If you are setting it up as a cron job in linux, edit the script and change the path to the plurkdb.dat file to the path you want it to be stored. This might be like “/home/your_username/plurkdb.dat”. Also if you’re running a cronjob you might need to run python on the script manually. An example cron job might look like this:
*/10 * * * * /usr/bin/python /home/your_username/plurk.py twitter_username twitter_passwd plurk_username plurk_passwd
7 June 2008 at 06:15:52
Steve Crane
The documentation block in the script hasn’t been updated to reflect the Plurk password.
7 June 2008 at 06:24:55
Steve Crane
Would be cool to (perhaps optionally) prevent reply tweets from synching to Plurk.
7 June 2008 at 11:12:45
Jason Adams
Good idea.

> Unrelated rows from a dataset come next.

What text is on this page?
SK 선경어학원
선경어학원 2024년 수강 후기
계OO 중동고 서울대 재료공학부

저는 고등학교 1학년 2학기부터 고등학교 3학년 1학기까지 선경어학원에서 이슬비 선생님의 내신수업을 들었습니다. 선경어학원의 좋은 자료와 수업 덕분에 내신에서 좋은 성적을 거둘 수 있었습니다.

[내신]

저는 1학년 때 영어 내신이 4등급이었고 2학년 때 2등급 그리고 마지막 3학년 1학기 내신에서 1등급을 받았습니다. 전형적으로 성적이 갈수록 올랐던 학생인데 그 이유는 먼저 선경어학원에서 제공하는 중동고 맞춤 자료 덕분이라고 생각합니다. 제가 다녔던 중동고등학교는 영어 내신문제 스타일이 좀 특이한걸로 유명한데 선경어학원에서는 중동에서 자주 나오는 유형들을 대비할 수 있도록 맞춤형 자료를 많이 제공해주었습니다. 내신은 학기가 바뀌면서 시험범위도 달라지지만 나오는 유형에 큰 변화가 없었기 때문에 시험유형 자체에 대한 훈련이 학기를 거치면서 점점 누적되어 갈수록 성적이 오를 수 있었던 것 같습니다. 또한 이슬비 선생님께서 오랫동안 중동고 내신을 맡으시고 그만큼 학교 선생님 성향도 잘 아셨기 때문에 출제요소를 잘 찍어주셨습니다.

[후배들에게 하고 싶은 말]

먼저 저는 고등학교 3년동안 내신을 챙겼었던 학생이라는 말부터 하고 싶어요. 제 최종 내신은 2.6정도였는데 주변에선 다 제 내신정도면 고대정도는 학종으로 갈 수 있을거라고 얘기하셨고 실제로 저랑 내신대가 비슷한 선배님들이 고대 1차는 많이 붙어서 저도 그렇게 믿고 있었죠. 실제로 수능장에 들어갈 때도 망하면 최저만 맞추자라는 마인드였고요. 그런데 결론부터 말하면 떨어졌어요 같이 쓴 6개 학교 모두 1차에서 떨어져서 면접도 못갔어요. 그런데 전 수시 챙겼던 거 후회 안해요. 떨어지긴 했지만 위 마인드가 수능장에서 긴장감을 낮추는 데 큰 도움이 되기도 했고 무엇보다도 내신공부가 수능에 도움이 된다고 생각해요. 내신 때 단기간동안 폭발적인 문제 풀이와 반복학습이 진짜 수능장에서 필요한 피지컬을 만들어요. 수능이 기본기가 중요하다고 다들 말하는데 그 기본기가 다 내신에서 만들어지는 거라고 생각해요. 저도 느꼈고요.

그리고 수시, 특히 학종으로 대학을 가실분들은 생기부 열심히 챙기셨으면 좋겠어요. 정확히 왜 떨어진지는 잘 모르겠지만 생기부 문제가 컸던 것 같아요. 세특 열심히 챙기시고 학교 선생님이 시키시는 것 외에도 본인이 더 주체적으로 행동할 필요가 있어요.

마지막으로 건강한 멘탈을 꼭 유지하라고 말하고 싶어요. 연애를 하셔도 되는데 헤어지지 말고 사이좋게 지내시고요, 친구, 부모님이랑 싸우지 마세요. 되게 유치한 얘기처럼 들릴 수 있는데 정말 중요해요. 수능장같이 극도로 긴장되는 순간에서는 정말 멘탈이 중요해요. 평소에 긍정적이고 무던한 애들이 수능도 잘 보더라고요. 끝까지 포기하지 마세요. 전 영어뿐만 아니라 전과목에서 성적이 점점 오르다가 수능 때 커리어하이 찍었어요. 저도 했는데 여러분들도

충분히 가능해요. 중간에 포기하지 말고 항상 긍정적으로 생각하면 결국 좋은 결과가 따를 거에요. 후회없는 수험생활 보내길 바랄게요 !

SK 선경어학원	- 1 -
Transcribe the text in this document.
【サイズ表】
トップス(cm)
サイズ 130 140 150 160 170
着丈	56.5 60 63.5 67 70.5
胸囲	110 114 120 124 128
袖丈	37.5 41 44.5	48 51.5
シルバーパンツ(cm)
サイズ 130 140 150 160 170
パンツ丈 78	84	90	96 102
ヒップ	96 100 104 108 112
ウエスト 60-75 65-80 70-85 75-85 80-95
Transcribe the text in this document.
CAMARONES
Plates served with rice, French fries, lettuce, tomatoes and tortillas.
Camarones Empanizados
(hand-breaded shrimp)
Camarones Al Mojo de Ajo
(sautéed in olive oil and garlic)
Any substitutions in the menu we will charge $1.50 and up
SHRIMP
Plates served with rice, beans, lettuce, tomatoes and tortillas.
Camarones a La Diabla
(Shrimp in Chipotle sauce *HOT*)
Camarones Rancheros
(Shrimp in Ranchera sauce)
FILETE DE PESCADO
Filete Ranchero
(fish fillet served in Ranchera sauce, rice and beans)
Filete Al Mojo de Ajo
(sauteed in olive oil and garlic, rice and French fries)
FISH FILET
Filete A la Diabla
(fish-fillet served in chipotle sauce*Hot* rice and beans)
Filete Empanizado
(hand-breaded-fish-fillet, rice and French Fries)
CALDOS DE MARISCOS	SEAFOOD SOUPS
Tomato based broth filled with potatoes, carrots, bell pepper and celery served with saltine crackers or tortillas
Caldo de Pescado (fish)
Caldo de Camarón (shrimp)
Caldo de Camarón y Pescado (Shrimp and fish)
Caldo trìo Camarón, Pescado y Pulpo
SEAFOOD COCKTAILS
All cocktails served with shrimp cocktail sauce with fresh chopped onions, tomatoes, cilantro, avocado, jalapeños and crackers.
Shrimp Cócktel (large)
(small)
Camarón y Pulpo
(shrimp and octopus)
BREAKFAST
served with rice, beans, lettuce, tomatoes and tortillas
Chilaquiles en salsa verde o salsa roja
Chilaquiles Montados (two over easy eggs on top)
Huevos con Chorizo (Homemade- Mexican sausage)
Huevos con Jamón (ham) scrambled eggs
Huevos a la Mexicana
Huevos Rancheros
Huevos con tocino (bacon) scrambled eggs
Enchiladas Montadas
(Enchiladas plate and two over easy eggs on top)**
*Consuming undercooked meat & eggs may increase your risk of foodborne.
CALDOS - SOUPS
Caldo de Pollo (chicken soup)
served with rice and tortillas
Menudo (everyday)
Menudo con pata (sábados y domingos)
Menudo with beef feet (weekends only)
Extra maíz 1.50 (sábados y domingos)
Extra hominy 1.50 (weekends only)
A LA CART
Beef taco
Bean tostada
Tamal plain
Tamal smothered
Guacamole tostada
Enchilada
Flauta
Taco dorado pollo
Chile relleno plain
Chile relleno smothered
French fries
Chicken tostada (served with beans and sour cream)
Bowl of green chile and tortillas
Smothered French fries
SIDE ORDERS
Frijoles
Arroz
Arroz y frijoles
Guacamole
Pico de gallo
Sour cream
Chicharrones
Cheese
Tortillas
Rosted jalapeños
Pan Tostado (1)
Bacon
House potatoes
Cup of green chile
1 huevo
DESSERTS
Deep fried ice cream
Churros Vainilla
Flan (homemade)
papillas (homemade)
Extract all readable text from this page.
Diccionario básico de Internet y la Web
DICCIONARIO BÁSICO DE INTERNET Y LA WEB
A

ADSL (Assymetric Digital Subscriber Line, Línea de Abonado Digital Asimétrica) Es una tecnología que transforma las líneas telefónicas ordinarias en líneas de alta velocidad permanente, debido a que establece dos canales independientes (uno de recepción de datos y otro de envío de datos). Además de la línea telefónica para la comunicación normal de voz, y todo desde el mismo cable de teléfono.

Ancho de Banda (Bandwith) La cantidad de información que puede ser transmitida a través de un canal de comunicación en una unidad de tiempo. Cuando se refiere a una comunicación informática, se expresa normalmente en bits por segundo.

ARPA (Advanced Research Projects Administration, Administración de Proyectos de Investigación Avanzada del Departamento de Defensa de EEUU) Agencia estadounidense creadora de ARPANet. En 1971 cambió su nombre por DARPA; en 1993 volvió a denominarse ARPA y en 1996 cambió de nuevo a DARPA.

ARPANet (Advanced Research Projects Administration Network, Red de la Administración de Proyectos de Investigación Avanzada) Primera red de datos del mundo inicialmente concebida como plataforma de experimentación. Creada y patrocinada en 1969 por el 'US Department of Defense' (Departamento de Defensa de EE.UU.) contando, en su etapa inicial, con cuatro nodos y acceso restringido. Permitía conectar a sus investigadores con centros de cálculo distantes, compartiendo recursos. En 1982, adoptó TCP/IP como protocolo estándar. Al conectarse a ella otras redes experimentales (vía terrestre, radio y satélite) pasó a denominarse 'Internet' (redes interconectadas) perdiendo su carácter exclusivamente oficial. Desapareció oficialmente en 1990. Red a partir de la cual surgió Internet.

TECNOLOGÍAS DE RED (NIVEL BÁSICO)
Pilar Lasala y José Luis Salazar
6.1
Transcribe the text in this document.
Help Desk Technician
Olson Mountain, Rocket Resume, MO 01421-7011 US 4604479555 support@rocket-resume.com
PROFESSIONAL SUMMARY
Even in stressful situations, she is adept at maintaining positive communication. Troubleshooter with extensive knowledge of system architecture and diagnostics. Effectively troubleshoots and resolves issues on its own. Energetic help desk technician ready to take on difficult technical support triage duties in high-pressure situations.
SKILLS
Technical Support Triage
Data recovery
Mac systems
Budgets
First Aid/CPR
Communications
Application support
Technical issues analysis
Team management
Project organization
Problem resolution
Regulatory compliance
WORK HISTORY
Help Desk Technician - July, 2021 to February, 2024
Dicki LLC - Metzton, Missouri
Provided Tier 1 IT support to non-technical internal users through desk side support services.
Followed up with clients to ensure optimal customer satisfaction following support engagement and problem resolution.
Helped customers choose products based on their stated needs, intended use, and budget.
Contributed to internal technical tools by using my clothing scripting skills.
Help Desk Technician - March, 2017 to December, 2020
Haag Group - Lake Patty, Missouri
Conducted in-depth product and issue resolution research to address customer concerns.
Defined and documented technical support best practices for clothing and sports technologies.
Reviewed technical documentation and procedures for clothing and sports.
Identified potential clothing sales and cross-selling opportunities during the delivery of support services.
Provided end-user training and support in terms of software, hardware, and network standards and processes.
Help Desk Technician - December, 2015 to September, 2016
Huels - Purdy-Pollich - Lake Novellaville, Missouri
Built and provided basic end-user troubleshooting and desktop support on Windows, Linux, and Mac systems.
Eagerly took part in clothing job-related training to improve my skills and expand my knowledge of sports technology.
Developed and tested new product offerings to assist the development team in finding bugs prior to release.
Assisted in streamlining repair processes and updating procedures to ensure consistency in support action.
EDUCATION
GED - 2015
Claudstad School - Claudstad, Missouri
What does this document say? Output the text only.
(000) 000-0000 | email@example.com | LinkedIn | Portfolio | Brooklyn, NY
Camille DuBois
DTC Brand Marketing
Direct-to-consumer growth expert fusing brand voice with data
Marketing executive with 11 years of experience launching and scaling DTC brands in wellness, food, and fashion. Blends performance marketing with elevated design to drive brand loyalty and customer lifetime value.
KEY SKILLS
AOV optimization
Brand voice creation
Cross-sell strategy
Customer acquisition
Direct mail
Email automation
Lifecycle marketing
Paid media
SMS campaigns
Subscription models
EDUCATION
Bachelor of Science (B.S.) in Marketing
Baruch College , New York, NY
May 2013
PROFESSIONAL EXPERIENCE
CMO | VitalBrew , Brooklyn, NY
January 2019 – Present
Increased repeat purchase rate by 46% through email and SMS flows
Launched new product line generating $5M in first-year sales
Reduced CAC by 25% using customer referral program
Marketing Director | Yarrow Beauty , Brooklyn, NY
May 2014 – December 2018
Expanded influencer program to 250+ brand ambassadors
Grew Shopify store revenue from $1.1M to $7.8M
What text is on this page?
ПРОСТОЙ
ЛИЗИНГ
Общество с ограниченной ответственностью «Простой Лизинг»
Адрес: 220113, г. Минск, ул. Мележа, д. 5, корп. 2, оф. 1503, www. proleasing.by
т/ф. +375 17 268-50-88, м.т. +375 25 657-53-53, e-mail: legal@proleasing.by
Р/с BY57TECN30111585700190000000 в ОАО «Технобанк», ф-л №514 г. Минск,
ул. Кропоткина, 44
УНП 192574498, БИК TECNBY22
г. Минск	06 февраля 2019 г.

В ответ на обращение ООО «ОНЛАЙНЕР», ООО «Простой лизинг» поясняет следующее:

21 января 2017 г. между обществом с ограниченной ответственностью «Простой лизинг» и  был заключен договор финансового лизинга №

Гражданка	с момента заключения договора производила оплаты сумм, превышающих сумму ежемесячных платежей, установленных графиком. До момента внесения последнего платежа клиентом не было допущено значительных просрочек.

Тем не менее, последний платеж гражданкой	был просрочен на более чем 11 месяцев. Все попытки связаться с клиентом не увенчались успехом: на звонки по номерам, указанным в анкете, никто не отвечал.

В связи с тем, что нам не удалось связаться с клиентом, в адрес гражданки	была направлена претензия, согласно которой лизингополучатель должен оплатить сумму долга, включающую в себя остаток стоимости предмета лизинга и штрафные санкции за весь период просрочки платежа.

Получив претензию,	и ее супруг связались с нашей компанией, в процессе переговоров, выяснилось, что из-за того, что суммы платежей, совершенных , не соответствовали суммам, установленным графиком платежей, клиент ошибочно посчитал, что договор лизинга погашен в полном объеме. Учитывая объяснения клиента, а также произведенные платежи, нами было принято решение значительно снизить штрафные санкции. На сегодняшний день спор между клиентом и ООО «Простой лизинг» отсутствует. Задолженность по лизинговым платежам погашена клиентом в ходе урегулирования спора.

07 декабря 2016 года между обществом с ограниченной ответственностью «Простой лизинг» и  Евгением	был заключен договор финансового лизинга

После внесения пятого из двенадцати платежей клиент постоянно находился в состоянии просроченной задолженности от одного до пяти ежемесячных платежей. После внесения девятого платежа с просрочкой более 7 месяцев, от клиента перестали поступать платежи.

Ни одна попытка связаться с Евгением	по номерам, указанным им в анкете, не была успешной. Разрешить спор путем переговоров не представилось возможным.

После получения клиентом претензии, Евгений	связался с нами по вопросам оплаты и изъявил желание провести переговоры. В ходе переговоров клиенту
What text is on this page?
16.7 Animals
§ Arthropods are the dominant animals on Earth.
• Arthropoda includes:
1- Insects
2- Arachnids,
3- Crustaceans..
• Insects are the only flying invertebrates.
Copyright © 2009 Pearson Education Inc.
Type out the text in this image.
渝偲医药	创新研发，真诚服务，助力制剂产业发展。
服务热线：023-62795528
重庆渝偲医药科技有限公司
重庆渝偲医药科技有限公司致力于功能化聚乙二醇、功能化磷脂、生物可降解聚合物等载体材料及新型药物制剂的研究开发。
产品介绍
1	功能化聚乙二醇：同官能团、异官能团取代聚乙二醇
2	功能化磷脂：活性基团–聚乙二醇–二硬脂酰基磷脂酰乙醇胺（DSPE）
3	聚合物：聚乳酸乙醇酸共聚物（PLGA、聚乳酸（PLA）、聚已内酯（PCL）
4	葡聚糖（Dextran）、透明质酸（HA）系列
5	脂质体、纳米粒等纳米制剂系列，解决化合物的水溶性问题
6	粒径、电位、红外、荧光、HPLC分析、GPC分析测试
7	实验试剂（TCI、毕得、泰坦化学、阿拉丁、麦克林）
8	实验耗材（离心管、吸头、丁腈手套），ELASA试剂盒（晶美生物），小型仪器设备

I’ll add that and fix the documentation. I’m thinking of also moving it to a CC:BSD license, since that makes more sense for software.
7 June 2008 at 14:16:39
Jason Adams
The code has been updated. Now you can pass the final parameter as -t or -p to either only update twitter (-t) or plurk (-p).
ex.
./plurk.py twuser twpass pluser plpass -twill tweet just your plurks.
7 June 2008 at 16:45:58
How to synchronise your plurks and tweets « craniac’s place
[...] Adams has posted a Python script that does exactly that, posting your tweets as plurks and your plurks as tweets. I have [...]
7 June 2008 at 21:57:07
Charl van Niekerk
Hi Jason,
Thanks for building on the code, really cool to see somebody got some benefit out of it! The Python version of the code has actually not been written by me, credit for that goes to Neville Newey. All the best with the Python hacking though!
Cheers,
Charl
8 June 2008 at 08:47:20
Jason Adams
Thanks for the info! I’ll add the credit for Neville to the code and update my post.
14 July 2008 at 15:30:12
David
Ryan’s Unofficial Plurk API is being ported to Python over at Google Code.
http://code.google.com/p/plurkapipy/
As a project, it’s just starting. But at least you don’t have to burn one of your Google Code allotments on it.